雑誌記者から外務省入り「安倍演説」スピーチライターの正体

投稿日: 2015年05月09日 07:00 JST

4月29日(現地時間)、安倍晋三首相(60)の米議会演説。そのカギは、スピーチライターを務める谷口智彦内閣官房参与(57)が握っていた。第一次安倍内閣で国際広報を担当する外務副報道官を務めたのち、慶大大学院教授に。’13年には安倍首相に請われて内閣審議官。そして昨年4月からは内閣官房参与を務める。もともとは経済誌「日経ビジネス」の記者だ。

 

「谷口氏は国際金融畑で取材していましたね。記者時代のネタ元の一人が、国際金融局課長時代の黒田東彦・現日銀総裁。
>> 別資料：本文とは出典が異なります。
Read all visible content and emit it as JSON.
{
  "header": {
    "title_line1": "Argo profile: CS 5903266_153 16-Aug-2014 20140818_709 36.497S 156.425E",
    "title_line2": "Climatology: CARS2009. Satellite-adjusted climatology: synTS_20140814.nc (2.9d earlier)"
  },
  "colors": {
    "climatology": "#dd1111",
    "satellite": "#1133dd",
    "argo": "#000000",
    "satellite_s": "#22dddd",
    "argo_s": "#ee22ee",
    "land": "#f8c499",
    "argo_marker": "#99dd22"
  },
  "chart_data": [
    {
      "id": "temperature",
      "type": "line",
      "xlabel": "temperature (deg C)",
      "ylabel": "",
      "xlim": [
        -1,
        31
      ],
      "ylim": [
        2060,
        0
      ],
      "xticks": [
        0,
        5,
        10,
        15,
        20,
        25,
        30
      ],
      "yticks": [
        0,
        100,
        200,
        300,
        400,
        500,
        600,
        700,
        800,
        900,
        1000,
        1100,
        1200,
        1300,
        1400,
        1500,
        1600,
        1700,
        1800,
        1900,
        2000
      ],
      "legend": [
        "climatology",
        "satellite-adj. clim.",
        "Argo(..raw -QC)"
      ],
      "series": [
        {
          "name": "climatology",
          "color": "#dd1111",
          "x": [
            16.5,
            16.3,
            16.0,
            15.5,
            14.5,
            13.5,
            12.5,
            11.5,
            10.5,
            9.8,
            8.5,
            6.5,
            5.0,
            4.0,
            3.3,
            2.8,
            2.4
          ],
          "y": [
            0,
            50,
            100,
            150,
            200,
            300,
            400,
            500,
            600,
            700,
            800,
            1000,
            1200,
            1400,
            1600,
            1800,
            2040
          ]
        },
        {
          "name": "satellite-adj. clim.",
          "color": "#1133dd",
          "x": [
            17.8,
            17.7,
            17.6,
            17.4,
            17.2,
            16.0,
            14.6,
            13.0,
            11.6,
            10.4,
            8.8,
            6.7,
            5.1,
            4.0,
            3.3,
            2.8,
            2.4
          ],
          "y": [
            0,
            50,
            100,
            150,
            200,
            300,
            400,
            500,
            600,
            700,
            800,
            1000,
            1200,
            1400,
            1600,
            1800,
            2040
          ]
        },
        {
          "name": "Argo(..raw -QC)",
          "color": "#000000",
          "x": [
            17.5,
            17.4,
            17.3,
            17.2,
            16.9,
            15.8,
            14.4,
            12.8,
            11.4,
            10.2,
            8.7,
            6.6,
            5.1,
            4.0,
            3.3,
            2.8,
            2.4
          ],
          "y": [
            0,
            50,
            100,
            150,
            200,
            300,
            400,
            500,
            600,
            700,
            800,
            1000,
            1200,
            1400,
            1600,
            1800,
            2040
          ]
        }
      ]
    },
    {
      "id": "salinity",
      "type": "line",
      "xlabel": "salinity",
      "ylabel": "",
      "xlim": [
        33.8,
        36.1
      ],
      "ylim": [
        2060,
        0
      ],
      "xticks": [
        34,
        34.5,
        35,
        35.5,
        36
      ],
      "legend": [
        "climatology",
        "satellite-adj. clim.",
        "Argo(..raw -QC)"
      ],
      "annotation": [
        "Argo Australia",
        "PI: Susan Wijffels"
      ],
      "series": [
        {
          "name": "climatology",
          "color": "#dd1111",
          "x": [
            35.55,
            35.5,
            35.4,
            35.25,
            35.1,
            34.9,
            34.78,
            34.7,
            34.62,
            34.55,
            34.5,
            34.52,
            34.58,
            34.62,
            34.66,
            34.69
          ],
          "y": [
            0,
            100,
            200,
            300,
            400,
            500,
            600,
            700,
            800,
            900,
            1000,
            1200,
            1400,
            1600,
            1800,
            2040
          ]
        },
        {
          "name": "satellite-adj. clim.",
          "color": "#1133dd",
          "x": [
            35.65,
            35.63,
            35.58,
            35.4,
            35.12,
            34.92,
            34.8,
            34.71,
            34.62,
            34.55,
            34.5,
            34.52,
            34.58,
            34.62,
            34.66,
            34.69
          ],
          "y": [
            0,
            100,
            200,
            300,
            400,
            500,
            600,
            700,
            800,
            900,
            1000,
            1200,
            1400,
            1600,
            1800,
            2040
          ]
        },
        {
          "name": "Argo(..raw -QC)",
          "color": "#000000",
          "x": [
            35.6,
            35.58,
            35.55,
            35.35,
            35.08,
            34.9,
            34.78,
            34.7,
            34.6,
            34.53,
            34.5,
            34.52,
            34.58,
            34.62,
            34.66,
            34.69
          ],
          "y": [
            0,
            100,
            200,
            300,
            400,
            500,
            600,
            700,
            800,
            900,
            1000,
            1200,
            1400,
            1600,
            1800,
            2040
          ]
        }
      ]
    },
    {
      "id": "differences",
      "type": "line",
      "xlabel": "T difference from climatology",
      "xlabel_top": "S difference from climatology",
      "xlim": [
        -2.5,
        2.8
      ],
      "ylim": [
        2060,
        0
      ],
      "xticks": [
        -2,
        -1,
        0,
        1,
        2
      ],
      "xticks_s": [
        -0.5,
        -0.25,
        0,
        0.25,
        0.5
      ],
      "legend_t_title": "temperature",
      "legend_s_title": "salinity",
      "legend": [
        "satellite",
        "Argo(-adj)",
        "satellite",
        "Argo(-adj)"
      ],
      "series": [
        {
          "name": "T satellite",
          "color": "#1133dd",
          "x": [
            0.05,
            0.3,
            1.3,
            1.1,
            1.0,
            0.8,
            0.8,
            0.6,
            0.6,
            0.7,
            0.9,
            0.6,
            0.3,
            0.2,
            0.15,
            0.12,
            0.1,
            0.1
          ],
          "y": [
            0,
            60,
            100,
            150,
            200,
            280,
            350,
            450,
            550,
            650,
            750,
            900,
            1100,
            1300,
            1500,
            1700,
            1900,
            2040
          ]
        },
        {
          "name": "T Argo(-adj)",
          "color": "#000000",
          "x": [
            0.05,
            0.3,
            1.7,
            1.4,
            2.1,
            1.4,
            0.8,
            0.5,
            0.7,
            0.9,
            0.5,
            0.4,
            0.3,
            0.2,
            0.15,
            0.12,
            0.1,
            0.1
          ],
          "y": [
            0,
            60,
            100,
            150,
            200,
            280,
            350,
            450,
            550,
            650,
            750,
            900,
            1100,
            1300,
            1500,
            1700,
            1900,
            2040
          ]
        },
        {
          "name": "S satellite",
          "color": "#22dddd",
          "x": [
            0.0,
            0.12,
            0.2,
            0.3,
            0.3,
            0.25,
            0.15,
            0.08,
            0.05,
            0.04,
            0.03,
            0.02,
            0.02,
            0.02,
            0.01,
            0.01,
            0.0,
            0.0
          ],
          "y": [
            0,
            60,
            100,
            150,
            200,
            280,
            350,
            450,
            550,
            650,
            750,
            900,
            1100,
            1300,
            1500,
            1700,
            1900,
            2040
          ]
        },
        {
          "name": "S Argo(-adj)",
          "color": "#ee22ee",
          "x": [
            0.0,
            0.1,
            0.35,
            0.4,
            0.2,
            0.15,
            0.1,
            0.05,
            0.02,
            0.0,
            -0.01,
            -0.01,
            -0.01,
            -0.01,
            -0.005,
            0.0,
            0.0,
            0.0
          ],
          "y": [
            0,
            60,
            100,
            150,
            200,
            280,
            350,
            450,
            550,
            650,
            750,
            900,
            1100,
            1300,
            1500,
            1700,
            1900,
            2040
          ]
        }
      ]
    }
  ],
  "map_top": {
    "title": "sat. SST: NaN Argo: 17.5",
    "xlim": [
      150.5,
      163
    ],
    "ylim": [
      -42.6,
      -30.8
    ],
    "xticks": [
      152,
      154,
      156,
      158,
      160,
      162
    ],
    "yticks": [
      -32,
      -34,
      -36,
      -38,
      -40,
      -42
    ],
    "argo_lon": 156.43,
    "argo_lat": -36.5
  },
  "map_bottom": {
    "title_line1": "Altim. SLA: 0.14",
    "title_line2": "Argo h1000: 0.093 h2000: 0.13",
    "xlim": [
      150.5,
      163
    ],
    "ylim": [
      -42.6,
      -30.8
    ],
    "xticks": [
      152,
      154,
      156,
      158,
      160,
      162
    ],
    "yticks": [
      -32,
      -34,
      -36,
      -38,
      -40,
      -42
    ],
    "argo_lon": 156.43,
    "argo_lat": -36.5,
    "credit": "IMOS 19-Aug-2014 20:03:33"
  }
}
プリンストン大学にフルブライト奨学生として留学し、英国の外国特派員協会では、アジア人初の会長に就任しています」(日経新聞関係者)

 

オバマ大統領が27歳のスピーチライターを登用し、大統領選を勝ち抜いたのは有名な話。ただ、日本では常勤のスピーチライターを外部から登用するのは初めてのことだった。

 

「外交とは言葉」が谷口氏の持論。彼の登用以降、安倍首相の演説は国内外メディアから注目を集めてきた。一方で、’13年9月、東京五輪誘致プレゼンでの福島原発は「アンダーコントロール」演説。さらに、今年1月の中東訪問での「ISIL(イスラム国)と戦う周辺各国に2億ドルを支援する」と踏み込んだ演説は物議を醸した。

 

’06年、谷口氏がジャーナリスト時代を振り返って語った言葉は痛烈だ。

 

〈「日本の発信力」とかナントカ言うけれど、ジャーナリストだって世界へ出るとろくすっぽプレゼンスが見えやしないじゃないか、なんて盛んに内心憤っていた……(中略)どこか自分の中で、「日本として言うべきことはきちんと言わなければならないし、そのためには自分で発信することを躊躇していては何も始まらない」という思いは、やがて確信になりました〉(外務省HP「谷口智彦外務副報道官 日本の発信力とブランディング」より)

 

’09年に、谷口氏らとともに『オバマのアメリカ・どうする日本』を上梓した中林美恵子早稲田大准教授は次のように語る。

 

「私が一人で編集の役割を担ったのですが、谷口さんの文章は一文字も直す必要がなく、流れも非常に上手。ほかの人はけっこう直したんですけど(笑)。英語ではウイットに富んだ言い回しがとても上手。内閣審議官になってから一度会ったのですが、“あのスピーチは私が書いた”なんて絶対に言わない。裏方に徹するプロフェッショナルな人です」

 

「安倍演説」の裏には、黒衣に徹する男の姿があった。